FACING UP TO INEQUALITY: NEW APPROACHES BEYOND ECONOMISM
Grim recent studies reveal the shocking increase in inequality globally, both between and within countries. Anti-poverty economic policies since World War II have done little, except for their notable success in China. Worldwide, the share of nations’ productivity increases going to employees is shrinking – while the share to capital owners, financial firms, corporations and their top executives has mushroomed, as reported in the Economist, Nov. 2, 2013.
Old economic textbook remedies for rising inequality still call for more growth. Yet economic growth is slowing in most mature economies. In still growing China, India, brazil and other emerging countries, the growth remedies lead to greater inequality as well as destroying traditional livelihoods polluting vital common resources: air, water, forests and biodiversity. Growth based on fossil energy brings the inequalities of climate change and increasing weather disasters.
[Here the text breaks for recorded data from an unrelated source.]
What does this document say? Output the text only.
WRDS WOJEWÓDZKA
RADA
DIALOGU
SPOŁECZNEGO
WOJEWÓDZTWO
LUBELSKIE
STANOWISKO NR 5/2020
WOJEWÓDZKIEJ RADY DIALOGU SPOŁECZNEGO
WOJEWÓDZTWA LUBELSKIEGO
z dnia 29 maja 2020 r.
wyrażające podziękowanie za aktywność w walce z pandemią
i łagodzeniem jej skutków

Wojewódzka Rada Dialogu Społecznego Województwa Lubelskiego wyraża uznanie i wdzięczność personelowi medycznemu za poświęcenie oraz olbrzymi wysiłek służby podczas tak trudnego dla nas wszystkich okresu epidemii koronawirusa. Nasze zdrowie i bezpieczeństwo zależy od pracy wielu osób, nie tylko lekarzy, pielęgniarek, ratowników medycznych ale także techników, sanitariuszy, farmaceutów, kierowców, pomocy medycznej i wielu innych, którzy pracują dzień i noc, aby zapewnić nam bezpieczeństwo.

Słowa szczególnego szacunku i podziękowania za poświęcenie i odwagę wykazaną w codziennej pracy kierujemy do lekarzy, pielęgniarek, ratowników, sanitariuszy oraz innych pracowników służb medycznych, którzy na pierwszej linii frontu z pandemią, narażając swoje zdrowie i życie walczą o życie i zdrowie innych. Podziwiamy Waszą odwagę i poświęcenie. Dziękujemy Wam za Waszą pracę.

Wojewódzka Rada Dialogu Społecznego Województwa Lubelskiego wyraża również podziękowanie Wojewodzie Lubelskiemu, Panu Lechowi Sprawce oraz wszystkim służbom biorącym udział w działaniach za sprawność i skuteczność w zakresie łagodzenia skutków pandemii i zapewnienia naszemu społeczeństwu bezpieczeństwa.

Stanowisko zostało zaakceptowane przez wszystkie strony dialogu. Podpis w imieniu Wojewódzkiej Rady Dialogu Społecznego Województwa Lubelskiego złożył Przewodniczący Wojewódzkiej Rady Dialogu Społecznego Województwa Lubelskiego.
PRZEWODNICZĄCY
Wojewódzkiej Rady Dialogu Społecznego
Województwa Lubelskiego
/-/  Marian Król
The social costs of rising inequality are documented by Joseph Stiglitz in The Price of Inequality (2012); James K. Galbraith in Inequality and Instability (2012); Kate Pickett and Richard Wilkinson in The Spirit Level (2011). Unpacking “growth,” which is part of nature, must specify what is growing, what is dying and what is maintained, as physicist fritjof capra and I clarify in qualitative growth (2009).